I visited them now and again. Their house is part of an old stone terrace with a pocket handkerchief garden where Ellen manages to grow lots of vegetables and flowers, sweet pea and hollyhocks and roses. I think you’d like it and I know you’d like her. Oh and they had a cute dog, a Parson’s terrier called Mr. Digby. We used to bring him for walks on the dales. I’ve never seen countryside like it, billowing mounds as far as the eye can see. I’d help Ellen in her garden and go out for a spin on the back of Jim’s bike.
Ellen’s a great cook! She bakes cakes and scones and bread like you wouldn’t believe – not like Mam! Ellen never had children. She told me she couldn’t. She and Jim thought about adopting but he wasn’t too keen on the idea of raising another person’s child. She said when he told her about me she thought she understood him better. It was like already he was a bad father and didn’t want to push his luck at failing again. Besides, she said, there were other problems they had to deal with. All in the past now, she would tell me.

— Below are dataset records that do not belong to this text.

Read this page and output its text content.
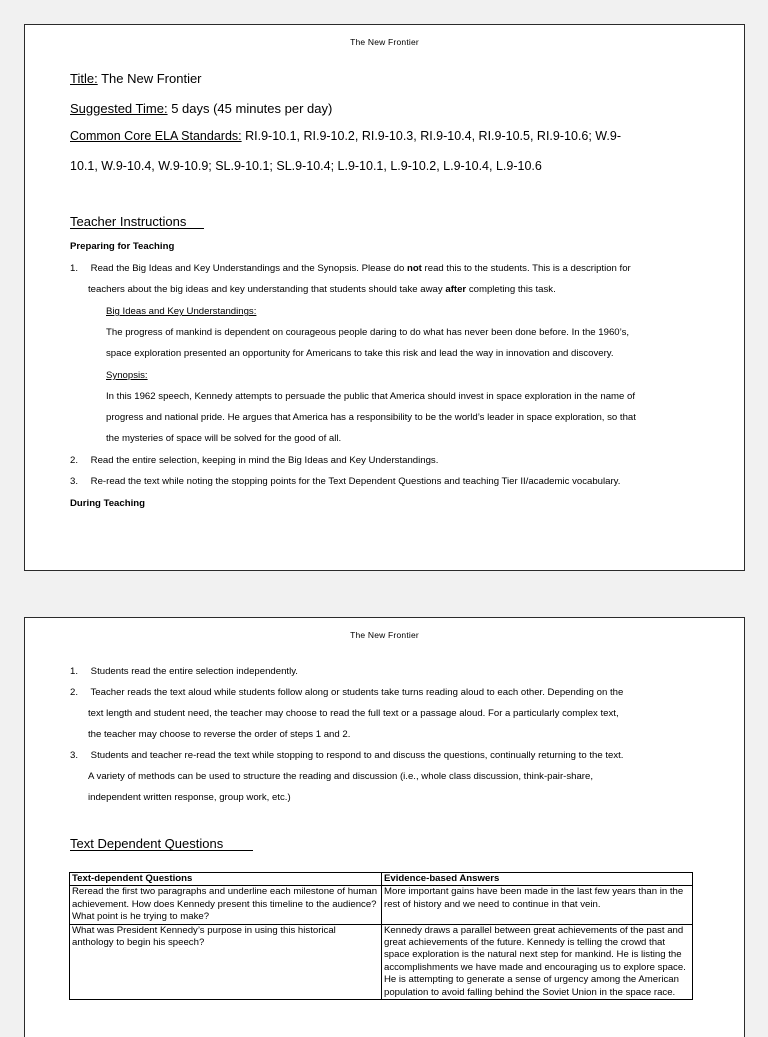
The New Frontier
Title: The New Frontier
Suggested Time: 5 days (45 minutes per day)
Common Core ELA Standards: RI.9-10.1, RI.9-10.2, RI.9-10.3, RI.9-10.4, RI.9-10.5, RI.9-10.6; W.9-
10.1, W.9-10.4, W.9-10.9; SL.9-10.1; SL.9-10.4; L.9-10.1, L.9-10.2, L.9-10.4, L.9-10.6
Teacher Instructions
Preparing for Teaching
1. Read the Big Ideas and Key Understandings and the Synopsis. Please do not read this to the students. This is a description for
teachers about the big ideas and key understanding that students should take away after completing this task.
Big Ideas and Key Understandings:
The progress of mankind is dependent on courageous people daring to do what has never been done before. In the 1960’s,
space exploration presented an opportunity for Americans to take this risk and lead the way in innovation and discovery.
Synopsis:
In this 1962 speech, Kennedy attempts to persuade the public that America should invest in space exploration in the name of
progress and national pride. He argues that America has a responsibility to be the world’s leader in space exploration, so that
the mysteries of space will be solved for the good of all.
2. Read the entire selection, keeping in mind the Big Ideas and Key Understandings.
3. Re-read the text while noting the stopping points for the Text Dependent Questions and teaching Tier II/academic vocabulary.
During Teaching
The New Frontier
1. Students read the entire selection independently.
2. Teacher reads the text aloud while students follow along or students take turns reading aloud to each other. Depending on the
text length and student need, the teacher may choose to read the full text or a passage aloud. For a particularly complex text,
the teacher may choose to reverse the order of steps 1 and 2.
3. Students and teacher re-read the text while stopping to respond to and discuss the questions, continually returning to the text.
A variety of methods can be used to structure the reading and discussion (i.e., whole class discussion, think-pair-share,
independent written response, group work, etc.)
Text Dependent Questions
Text-dependent Questions	Evidence-based Answers
Reread the first two paragraphs and underline each milestone of human achievement. How does Kennedy present this timeline to the audience? What point is he trying to make?	More important gains have been made in the last few years than in the rest of history and we need to continue in that vein.
What was President Kennedy’s purpose in using this historical anthology to begin his speech?	Kennedy draws a parallel between great achievements of the past and great achievements of the future. Kennedy is telling the crowd that space exploration is the natural next step for mankind. He is listing the accomplishments we have made and encouraging us to explore space. He is attempting to generate a sense of urgency among the American population to avoid falling behind the Soviet Union in the space race.
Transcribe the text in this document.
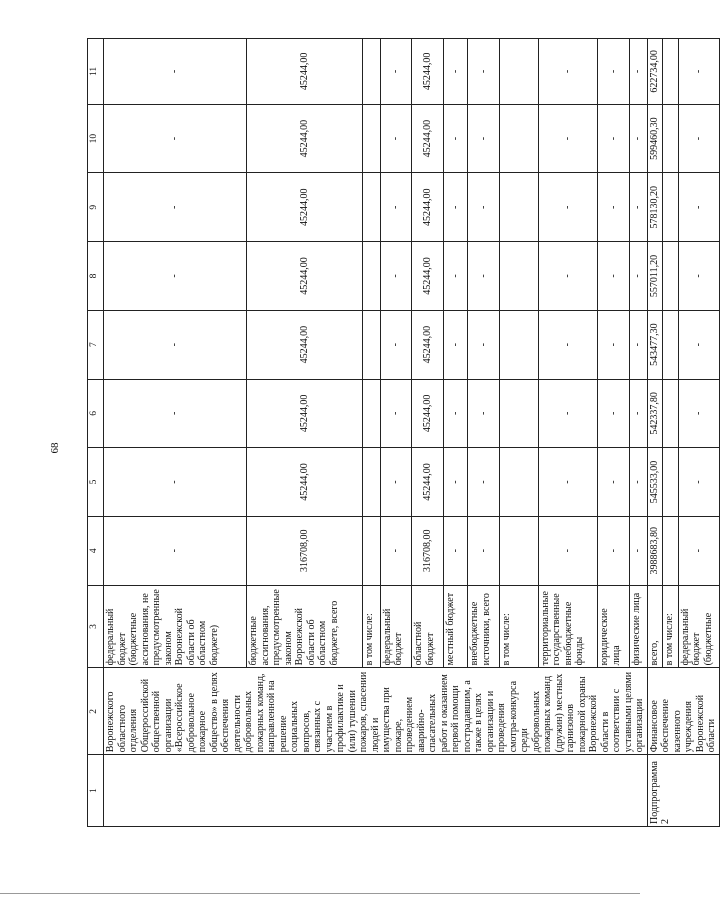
68
1	2	3	4	5	6	7	8	9	10	11
	Воронежского областного отделения Общероссийской общественной организации «Всероссийское добровольное пожарное общество» в целях обеспечения деятельности добровольных пожарных команд, направленной на решение социальных вопросов, связанных с участием в профилактике и (или) тушении пожаров, спасении людей и имущества при пожаре, проведением аварийно-спасательных работ и оказанием первой помощи пострадавшим, а также в целях организации и проведения смотра-конкурса среди добровольных пожарных команд (дружин) местных гарнизонов пожарной охраны Воронежской области в соответствии с уставными целями организации	федеральный бюджет (бюджетные ассигнования, не предусмотренные законом Воронежской области об областном бюджете)	-	-	-	-	-	-	-	-
		бюджетные ассигнования, предусмотренные законом Воронежской области об областном бюджете, всего	316708,00	45244,00	45244,00	45244,00	45244,00	45244,00	45244,00	45244,00
		в том числе:								
		федеральный бюджет	-	-	-	-	-	-	-	-
		областной бюджет	316708,00	45244,00	45244,00	45244,00	45244,00	45244,00	45244,00	45244,00
		местный бюджет	-	-	-	-	-	-	-	-
		внебюджетные источники, всего	-	-	-	-	-	-	-	-
		в том числе:								
		территориальные государственные внебюджетные фонды	-	-	-	-	-	-	-	-
		юридические лица	-	-	-	-	-	-	-	-
		физические лица	-	-	-	-	-	-	-	-
Подпрограмма 2	Финансовое обеспечение казенного учреждения Воронежской области	всего,	3988683,80	545533,00	542337,80	543477,30	557011,20	578130,20	599460,30	622734,00
		в том числе:								
		федеральный бюджет (бюджетные	-	-	-	-	-	-	-	-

Long story short, I began to spend more time with them. Ellen persuaded me to start drawing again and even bought me a big sketchpad and charcoal. Partly I needed to get away because life at the camp was changing. Barb got ill and had to go to hospital to have her gall stones out. Rose was beginning to tell me I had to make something more of myself and my life, that I couldn’t stay there forever. I knew she was right but I didn’t have the energy to move on. She talked about moving to London where we could be together which scared me a little. She saw what I was afraid to acknowledge, that the camp had become a refuge for me and while I believed in the campaign that wasn’t really why I stayed on.
A few more twists and turns to come!!
That's a relief - so glad Jim has turned out to be decent man and Ellen is wonderful. Looks like Deb is forming a real relationship with them. But she told Lucy Jim turned to be a bit of a disappointment so I suppose we haven't heard the whole story yet. I'll try to prepare myself for another shock!